Die Lohnentwicklung, welche die Spannungen auf dem Arbeitsmarkt widerspiegelt, spielt eine wichtige Rolle bei der Preisbildung, insbesondere bei Dienstleistungen. Doch sowohl in den USA als auch in der Eurozone sind die Arbeitsmärkte angespannt. Eine einfache Analyse der Hauptfaktoren des US-Arbeitsmarkts zeigt drei Bereiche auf, die sowohl Quellen als auch Spiegelbilder der Spannungen sind.
Der Bereich "Beschäftigung"
Der erste Bereich ist natürlich die "Beschäftigung". Sie umfasst Indikatoren für die Beschäftigungs-, Arbeitslosen- und Erwerbsquote (Abbildung 1). Während der Pandemie war sie stark rückläufig, kehrte aber schnell auf ein Niveau zurück, das in etwa dem von 2019 entsprach. Dies erklärt jedoch nicht den sprunghaften Anstieg der Gehälter in der Zeit nach Covid und auch nicht die vergleichsweise hohe Zuwachsrate der letzten Monate.
Der Bereich "Turnover"
Der zweite Bereich (Schaubild 2), der die Indikatoren für die Fluktuation (Quote der unbesetzten Stellen, Quote der freiwilligen Abgänge und Quote der Neueinstellungen) zusammenfasst, ist dagegen wesentlich relevanter für die Erklärung der Lohnentwicklung zwischen 2020 und heute. Um dies zu verstehen, muss man sich vergegenwärtigen, dass während der Pandemie innerhalb von zwei Monaten rund 25 Millionen Arbeitsplätze verschwunden sind. Der enorme Personalbedarf zur Bewältigung des Nachfrageanstiegs während der Lockerung brachte die Arbeitnehmer in eine starke Position. Um dieses Arbeitnehmerpotenzial zu nutzen, mussten die Löhne erhöht werden, insbesondere die Löhne am unteren Ende der Einkommensskala... dort, wo die meisten Arbeitsplätze verschwunden waren! In diesem speziellen Kontext stieg der Anteil der Arbeitnehmer, die ihren Arbeitsplatz freiwillig verließen, um einen besser bezahlten zu finden, erheblich an - und macht den Lohnboom verständlich! Als die Nachfrage nach Arbeitsplätzen bedient wurde, sank die Rate der Kündigungen und damit auch die Löhne (Abbildung 5).
Der Bereich "Gehälter"
Nach einem Höhenflug sind die Löhne (Grafik 3) stark zurückgegangen. Allerdings steigen sie immer noch deutlich schneller als vor der Pandemie - in einem Tempo, das die Rückkehr der Inflation zum Ziel der Federal Reserve gefährden könnte.

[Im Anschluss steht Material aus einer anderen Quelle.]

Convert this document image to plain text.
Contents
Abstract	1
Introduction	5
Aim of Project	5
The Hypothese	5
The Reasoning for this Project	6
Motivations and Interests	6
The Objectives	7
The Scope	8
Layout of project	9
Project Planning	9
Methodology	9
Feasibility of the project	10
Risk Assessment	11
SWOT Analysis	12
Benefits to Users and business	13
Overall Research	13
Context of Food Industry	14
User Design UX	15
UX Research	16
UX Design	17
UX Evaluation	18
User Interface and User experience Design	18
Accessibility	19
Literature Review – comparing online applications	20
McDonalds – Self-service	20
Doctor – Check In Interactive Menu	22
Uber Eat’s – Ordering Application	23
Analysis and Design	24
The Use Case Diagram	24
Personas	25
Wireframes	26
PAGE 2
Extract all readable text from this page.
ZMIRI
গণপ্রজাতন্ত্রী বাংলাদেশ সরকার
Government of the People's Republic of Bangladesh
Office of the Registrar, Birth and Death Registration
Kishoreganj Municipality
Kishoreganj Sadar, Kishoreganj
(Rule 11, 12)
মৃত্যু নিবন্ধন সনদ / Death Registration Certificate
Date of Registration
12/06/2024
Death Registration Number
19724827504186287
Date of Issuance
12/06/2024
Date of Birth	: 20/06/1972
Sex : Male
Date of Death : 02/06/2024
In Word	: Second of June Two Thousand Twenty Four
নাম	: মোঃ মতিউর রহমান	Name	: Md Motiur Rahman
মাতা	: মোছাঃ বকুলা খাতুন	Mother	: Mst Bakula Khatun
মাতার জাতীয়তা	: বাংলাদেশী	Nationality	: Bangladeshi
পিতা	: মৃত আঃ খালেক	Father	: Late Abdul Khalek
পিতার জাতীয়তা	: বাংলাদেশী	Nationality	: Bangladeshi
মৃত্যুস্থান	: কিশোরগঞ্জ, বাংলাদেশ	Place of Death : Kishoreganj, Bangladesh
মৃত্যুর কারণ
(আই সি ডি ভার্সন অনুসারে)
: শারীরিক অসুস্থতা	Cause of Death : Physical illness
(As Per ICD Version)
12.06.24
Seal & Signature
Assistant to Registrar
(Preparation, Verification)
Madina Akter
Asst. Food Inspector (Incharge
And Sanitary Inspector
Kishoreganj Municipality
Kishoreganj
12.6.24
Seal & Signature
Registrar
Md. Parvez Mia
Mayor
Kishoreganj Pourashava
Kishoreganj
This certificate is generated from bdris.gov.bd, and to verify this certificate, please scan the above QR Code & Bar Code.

Ein künstlicher Index der Spannungen auf dem US-Arbeitsmarkt
Während die Löhne begonnen haben, sich zu entspannen, bleibt der US-Arbeitsmarkt angespannt: Der aus den drei oben erwähnten Bereichen berechnete Stressindex sagt nichts anderes aus (Schaubild 4). Trotz eines Rückgangs ist das Spannungsniveau deutlich höher als vor der Pandemie.
Die Notwendigkeit einer Entspannung auf dem US-Arbeitsmarkt t
Eine Entspannung des Arbeitsmarktes erscheint notwendig. Während die Löhne bisher ohne einen Anstieg der Arbeitslosenquote (die in den letzten zwei Jahren unter 4% lag) sinken konnte, wird eine weitere Verlangsamung des Lohnwachstums nun wahrscheinlich einen leichten Anstieg der Arbeitslosenquote erfordern.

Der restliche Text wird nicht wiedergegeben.